Het eind van het lied
Een man loopt 's avonds met zijn hond langs het kleine station aan de rand van zijn nieuwe woonplaats. Op het perron ziet hij een vrouw op de trein staan wachten niets bijzonders, totdat hij zich realiseert dat het station al jaren is opgeheven.
Wat doet die vrouw daar dan? En lijkt zij bovendien niet verdacht veel op zijn vroegere echtgenote? Of is het hun vermiste en dood gewaande dochter, teruggekeerd om haar vader rekenschap te vragen?
Het eind van het lied is het verhaal van een gedoemde relatie die bijna vier decennia omspant. Ooit dreigde de vrouw: `Ik maak je kapot! De man, die een teruggetrokken bestaan leidt in de bossen, raakt dieper en dieper verstrikt in zijn verleden. Een confrontatie kan niet uitblijven.
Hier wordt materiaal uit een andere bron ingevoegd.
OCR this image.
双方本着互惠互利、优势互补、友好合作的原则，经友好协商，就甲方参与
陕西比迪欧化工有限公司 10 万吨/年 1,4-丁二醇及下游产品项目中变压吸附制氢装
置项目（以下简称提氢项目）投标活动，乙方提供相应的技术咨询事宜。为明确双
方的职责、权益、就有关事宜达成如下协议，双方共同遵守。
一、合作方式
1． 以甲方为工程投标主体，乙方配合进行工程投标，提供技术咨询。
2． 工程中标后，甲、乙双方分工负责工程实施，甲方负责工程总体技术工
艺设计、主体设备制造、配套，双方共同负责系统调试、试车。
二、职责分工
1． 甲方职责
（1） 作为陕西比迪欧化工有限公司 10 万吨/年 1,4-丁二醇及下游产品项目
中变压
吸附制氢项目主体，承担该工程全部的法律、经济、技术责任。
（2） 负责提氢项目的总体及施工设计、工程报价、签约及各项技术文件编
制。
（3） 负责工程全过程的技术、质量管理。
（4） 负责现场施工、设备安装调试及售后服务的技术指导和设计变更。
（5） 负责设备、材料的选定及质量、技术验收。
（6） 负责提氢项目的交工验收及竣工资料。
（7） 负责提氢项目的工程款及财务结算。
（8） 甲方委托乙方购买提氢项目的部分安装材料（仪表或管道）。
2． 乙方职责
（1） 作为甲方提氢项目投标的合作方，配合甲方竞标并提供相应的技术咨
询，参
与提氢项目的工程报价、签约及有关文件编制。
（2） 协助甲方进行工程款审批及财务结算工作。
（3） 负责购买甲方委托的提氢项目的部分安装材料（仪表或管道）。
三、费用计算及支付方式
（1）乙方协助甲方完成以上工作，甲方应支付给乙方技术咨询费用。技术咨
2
In sterke beelden roept Hans Hom de nu eens lyrische, dan weer inktzwarte sfeer op van een obsessie, waarin drie mensen gegijzeld raken.
HANS HOM (1942) leeft al jaren van de literatuur; hij verwierf bekendheid als vertaler van onder anderen Thomas Mann en Robert Musil. Nauwelijks bekend was dat hij ook schreef: in Maatstaf verschenen enkele verhalen. Het eind van het lied is zijn romandebuut.